How Lived Experience Makes A Difference
How Lived Experience Makes A Difference
Who do you turn to when your ex-partner continues their controlling, manipulative, coercive behaviour after the relationship has ended? Who can help you when the legal system is ignoring your concerns for your child’s safety and facilitating the perpetrator’s abuse? These were the questions our founder, Laura Riley, faced. The answer? Well, it didn’t exist.
Laura’s lived experience led to the creation of Mums In Need. Seeing that there was no support for victims of post-separation abuse like herself, she set out to create a space to support and empower survivors in moving forward with their lives. Although not everyone working at the charity today has lived experience, most of them do and the value of it is central to our ethos. We’re all too aware of how family courts can silence victims who, often after years of silence, are crying out to be heard.
Lived experience isn’t a buzzword
The idea of lived experience has been around longer than the term itself. Yet recently, it’s become used more often and can frequently be found in relation to mental health and healthcare. Listening to the voices of those you’re hoping to support seems like a no brainer. Whilst some people may think that it makes them ‘too close’ to the issues, we believe it provides an invaluable understanding of the reality of complex situations (such as coercive control and post-separation abuse).
Empathy vs experience
Empathy, of course, is important. But it is not the same as understanding exactly how it felt to be in the situation someone else was in.
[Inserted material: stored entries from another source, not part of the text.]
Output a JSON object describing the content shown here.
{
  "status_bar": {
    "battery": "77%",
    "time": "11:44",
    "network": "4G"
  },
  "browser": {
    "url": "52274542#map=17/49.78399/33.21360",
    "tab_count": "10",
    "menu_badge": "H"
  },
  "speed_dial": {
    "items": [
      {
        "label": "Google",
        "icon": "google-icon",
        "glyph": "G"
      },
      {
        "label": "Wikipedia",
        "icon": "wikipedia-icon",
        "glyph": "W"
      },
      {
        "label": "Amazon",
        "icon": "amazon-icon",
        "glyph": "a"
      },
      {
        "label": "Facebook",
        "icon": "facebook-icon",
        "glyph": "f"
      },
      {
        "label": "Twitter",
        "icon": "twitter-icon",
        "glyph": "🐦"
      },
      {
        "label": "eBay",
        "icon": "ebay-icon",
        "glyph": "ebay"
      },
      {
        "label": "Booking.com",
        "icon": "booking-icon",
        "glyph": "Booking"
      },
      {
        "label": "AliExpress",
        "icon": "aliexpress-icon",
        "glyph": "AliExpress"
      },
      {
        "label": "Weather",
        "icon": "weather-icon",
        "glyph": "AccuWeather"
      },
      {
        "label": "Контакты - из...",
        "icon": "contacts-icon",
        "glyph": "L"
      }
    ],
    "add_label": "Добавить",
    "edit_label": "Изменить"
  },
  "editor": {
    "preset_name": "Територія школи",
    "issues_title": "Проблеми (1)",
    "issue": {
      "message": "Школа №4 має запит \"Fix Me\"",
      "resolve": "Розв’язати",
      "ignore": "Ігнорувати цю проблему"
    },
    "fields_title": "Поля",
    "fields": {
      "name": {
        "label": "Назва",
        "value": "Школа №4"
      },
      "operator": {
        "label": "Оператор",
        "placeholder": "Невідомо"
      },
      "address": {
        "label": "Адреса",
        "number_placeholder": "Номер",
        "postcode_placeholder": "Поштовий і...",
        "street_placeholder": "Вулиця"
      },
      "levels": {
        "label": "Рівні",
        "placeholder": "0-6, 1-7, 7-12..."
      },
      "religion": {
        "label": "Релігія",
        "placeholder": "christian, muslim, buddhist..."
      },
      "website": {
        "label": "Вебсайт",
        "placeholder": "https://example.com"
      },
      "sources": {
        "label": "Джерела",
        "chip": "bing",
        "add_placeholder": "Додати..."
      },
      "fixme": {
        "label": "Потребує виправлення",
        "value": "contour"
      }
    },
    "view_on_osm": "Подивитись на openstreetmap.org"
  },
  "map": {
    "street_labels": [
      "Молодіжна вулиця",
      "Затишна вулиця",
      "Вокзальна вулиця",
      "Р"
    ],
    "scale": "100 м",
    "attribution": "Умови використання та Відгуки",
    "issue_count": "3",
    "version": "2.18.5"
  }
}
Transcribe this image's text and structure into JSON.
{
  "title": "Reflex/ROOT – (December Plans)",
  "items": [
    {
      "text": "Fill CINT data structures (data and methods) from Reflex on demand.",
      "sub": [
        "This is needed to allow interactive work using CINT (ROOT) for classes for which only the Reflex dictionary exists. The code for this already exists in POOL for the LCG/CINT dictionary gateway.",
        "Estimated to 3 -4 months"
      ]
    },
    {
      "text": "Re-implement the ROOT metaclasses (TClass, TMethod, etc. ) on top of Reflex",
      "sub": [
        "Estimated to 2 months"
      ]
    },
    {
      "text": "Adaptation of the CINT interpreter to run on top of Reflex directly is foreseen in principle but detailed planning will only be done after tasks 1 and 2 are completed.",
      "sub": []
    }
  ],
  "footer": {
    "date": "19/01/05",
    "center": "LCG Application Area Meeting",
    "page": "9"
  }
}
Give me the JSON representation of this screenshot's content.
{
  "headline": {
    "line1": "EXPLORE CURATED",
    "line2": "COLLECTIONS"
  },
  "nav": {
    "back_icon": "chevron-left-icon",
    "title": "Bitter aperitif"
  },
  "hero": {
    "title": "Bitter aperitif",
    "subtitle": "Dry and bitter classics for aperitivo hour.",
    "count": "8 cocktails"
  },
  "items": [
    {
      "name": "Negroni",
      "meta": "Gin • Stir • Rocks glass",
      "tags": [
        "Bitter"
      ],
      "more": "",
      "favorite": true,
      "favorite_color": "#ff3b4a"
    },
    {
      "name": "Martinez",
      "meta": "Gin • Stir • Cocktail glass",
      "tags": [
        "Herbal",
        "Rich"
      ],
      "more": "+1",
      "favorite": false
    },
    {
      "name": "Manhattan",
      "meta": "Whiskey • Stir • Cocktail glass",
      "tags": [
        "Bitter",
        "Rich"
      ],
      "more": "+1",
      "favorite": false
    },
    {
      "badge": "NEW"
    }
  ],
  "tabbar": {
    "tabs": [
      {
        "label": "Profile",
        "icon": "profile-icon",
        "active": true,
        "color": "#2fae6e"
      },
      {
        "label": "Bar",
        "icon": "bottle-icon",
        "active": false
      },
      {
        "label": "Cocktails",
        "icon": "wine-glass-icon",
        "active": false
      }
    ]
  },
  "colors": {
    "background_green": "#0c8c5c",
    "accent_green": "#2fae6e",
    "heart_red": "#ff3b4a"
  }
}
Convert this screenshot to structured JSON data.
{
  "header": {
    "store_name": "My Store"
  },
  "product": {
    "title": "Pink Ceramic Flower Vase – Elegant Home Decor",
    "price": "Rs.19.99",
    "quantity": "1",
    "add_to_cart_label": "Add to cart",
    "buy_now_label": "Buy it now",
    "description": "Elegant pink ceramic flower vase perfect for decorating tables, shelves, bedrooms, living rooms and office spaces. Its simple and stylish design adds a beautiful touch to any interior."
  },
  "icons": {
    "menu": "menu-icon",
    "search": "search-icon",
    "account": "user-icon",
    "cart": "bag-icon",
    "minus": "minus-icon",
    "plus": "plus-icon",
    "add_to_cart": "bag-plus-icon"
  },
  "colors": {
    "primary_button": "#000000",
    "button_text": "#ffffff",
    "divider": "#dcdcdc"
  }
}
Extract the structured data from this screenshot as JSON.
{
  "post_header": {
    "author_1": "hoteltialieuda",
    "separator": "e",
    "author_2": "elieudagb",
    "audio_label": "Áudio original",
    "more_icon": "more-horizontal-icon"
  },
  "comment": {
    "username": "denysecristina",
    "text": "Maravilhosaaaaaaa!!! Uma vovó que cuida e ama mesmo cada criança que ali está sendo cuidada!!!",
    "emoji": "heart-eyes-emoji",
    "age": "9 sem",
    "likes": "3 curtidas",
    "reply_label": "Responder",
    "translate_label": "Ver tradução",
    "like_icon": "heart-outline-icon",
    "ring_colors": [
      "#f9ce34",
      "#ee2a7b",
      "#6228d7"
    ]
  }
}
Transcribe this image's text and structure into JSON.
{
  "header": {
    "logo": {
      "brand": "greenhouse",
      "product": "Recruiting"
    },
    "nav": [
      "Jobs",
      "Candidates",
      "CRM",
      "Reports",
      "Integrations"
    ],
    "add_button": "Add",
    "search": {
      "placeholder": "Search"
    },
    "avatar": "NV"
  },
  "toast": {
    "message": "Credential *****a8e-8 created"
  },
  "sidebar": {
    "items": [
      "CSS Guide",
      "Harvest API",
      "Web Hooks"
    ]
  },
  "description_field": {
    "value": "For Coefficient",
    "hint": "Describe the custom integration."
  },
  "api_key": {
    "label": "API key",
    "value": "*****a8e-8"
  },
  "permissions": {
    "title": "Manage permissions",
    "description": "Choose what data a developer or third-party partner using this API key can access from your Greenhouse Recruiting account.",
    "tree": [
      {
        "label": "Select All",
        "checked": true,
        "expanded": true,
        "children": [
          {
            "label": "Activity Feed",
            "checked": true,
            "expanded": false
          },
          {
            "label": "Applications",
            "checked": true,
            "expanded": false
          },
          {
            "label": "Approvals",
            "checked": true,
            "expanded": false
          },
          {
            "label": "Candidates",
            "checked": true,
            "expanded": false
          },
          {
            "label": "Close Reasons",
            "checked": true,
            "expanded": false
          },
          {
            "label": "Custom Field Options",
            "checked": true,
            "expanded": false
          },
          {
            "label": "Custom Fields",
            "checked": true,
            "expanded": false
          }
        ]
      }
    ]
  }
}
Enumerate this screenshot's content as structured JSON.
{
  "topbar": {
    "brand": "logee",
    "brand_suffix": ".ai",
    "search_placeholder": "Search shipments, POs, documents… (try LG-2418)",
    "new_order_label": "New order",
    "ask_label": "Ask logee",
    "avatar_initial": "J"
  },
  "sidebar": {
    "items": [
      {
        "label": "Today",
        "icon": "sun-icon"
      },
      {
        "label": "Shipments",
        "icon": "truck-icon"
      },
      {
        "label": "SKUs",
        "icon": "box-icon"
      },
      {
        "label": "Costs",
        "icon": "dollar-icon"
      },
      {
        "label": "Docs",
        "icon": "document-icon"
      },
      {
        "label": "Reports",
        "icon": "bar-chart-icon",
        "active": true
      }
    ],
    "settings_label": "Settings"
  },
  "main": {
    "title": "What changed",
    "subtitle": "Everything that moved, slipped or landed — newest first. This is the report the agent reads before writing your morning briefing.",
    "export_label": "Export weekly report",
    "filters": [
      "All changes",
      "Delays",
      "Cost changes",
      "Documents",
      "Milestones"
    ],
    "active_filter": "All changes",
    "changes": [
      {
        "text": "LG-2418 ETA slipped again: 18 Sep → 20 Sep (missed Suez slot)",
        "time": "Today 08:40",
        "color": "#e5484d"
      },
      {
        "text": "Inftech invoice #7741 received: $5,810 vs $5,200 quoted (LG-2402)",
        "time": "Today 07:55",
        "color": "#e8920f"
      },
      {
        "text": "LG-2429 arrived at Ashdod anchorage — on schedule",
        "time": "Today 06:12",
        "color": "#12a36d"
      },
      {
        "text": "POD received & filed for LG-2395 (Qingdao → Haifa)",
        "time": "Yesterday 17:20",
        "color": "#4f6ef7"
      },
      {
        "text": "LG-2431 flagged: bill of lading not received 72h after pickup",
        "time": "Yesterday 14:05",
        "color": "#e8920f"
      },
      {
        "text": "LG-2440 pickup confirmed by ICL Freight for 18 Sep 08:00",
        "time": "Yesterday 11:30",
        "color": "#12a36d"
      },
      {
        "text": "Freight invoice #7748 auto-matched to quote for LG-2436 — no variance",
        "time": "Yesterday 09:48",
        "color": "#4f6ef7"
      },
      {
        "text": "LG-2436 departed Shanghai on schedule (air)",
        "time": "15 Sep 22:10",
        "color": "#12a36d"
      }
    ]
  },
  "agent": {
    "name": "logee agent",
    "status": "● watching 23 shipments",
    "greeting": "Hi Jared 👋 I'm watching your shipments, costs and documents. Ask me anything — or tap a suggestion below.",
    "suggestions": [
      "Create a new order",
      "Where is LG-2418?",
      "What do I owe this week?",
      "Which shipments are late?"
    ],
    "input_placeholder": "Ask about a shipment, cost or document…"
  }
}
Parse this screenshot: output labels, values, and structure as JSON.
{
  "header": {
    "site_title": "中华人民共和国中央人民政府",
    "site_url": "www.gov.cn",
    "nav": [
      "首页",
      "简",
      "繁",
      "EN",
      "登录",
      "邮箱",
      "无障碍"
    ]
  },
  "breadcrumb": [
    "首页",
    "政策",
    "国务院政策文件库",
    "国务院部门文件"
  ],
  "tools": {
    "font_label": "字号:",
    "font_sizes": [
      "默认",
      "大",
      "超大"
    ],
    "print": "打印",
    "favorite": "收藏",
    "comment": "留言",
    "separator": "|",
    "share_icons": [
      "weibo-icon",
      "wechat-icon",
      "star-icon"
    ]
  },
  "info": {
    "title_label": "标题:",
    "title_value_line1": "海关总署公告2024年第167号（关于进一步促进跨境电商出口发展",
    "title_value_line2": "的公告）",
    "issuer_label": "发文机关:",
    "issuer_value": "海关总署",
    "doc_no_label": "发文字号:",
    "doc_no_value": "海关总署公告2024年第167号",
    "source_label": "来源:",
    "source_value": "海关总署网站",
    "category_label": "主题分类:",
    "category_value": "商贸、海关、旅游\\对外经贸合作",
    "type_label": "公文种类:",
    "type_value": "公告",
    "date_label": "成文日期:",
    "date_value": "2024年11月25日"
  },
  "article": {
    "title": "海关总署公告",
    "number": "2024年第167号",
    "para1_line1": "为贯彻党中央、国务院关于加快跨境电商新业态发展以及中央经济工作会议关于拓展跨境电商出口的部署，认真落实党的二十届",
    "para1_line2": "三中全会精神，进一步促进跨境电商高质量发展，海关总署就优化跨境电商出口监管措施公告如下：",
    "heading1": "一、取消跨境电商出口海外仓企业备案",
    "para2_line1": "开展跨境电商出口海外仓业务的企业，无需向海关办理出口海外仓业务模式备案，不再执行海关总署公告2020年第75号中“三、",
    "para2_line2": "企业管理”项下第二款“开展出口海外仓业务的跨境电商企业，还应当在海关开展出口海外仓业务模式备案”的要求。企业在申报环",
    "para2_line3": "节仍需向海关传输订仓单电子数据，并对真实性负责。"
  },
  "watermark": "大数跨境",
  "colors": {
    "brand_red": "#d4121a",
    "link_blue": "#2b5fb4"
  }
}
We all bring our own experiences and emotions to any event in our lives. In this article in Psychology Today, the author discusses ‘people who have been through something know the nuances of dealing with it.’ It’s one of the reasons we find it so powerful when a group of MINs (our service uses) come together. They share an unspoken understanding of the insidious and deeply personal nature of coercive control and post-separation abuse. They see the common threads in their unique experiences.
Survivor-led change
The UK’s Domestic Abuse Commissioner recognises the unparalleled value of survivors’ voices. This is shown on the Lived Experience Matters page of their website. It states that hearing from victims/survivors is’ integral to the work of the Domestic Abuse Commissioner’ and that ‘When the voices of those who have lived through and who have been subjected to domestic abuse are centred and listened to, services and agencies can improve their response so that all victims and survivors get the support and protection they need.’
Personal stories hit home
There’s nothing quite as powerful as hearing stories directly from survivors. Perhaps it’s because people can connect on a more emotional, human level that way. However, we must be careful to protect victims/survivors who don’t wish to share their stories and not make them feel that they have too.Trevor Noah, Alex Scott, and Patrick Stewart have all spoken about domestic abuse in their childhoods. MP Josh Babarinde has used his own experiences in his efforts to reshape how domestic abuse is categorized. It’s currently not an offence in its own right, meaning that identifying those guilty of it can be difficult. He talks about it here.
Lived experience differs
Coercive control and post-separation abuse takes on many forms. It can be displayed in a pattern of abusive behaviours covering financial, sexual, and emotional abuse, stalking and more. Very often, it will include a cross-section of such behaviours. The insidious nature of abuse can make it hard to understand and explain. It’s why so many people do not even realise that they are, or have been, victims. Having multiple viewpoints of abuse broadens our understanding of it.
Tackling assumptions around the stereotypes of victims and perpetrators is essential in tackling such abuse. Too often we hear words from professionals in the social work and family court settings that undermine abuse based on their own biases. A victim may be too outgoing, too articulate, too caring. A perpetrator too intelligent, too respected, too likeable. Our training course for legal professionals covers some of these biases and stereotypes. It is delivered by those with lived experience of abuse, providing an additional dimension appreciated by participants.
What lived experience isn’t
At its heart, lived experience is about a shared understanding. It’s that feeling that someone ‘just gets it’. It is not about asking people to share their stories or relive their trauma. It is not about one person being an expert on the subject because of their own experiences. It does allow a cross-section of voices to be heard and to be taken into account.
Lived experience matters
We believe that lived experience can give people positivity. One of the common factors in coercive control cases is the way that victims are often isolated from others that care about them. When we see survivors come together they realise that they are not alone. They may see others who have been through what they have, and who are strong, resilient and happy. It can also make those who come to us feel reassured that we can offer genuine support. Lived experience is not the catch all answer to everything. Not everyone at our organization has, or needs to have, lived experience. But it continues to be a critical part of who we are and how we support those who need us.